Computational imaging encompasses any indirect imaging techniques where the final result must be computed from a set of measurements, i.e., not direct imaging. The group was formed to develop high-quality X-ray tomography with sub-micron resolution. Working closely with CTLab we have developed many world-first techniques to correct for sample misalignment, X-ray source instabilities, sample motion, and sample manipulator inaccuracies.
We utilise a unique X-ray source trajectory about the sample enabling the only iterative reconstruction of large cone-beam micro-tomography data. The iterative capabilities now enable the group to integrate more physics into the reconstruction process, giving the potential to achieve quantitative tomography, e.g., through dual-energy imaging.
The group is currently working on developing: (i) laminography capabilities to scan large 2D objects with high 3D resolution, (ii) X-ray tomography of dynamic systems with the option to capture a motion-free tomogram of the sample and/or a time-resolved motion-vector map of the sample, (iii) Understanding X-ray scatter and determining a technique to correct for its detrimental effects.

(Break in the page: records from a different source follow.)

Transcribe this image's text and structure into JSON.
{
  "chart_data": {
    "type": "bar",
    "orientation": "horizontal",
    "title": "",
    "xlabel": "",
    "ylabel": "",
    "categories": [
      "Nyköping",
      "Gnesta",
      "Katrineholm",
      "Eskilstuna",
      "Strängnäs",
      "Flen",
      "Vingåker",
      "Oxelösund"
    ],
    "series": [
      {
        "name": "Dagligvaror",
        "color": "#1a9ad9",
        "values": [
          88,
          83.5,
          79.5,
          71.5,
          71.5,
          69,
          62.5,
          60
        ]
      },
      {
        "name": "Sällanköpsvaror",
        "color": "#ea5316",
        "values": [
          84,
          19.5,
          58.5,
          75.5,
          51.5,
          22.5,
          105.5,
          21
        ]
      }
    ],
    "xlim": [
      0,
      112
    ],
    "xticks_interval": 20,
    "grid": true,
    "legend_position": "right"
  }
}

The group has also undertaken some fundamental work in developing a new imaging technique known as "ghost imaging." We have been involved in the first 2D X-ray ghost imaging at a synchrotron, the first neutron ghost imaging and the first x-ray ghost tomography. We continue to explore the advantages of ghost imaging over conventional imaging in the areas of super resolution and dose reduction.
We also explore various applications of machine-learning (including deep-learning) techniques in areas such as: preconditioner optimisation, x-ray scatter estimation and ghost imaging reconstruction.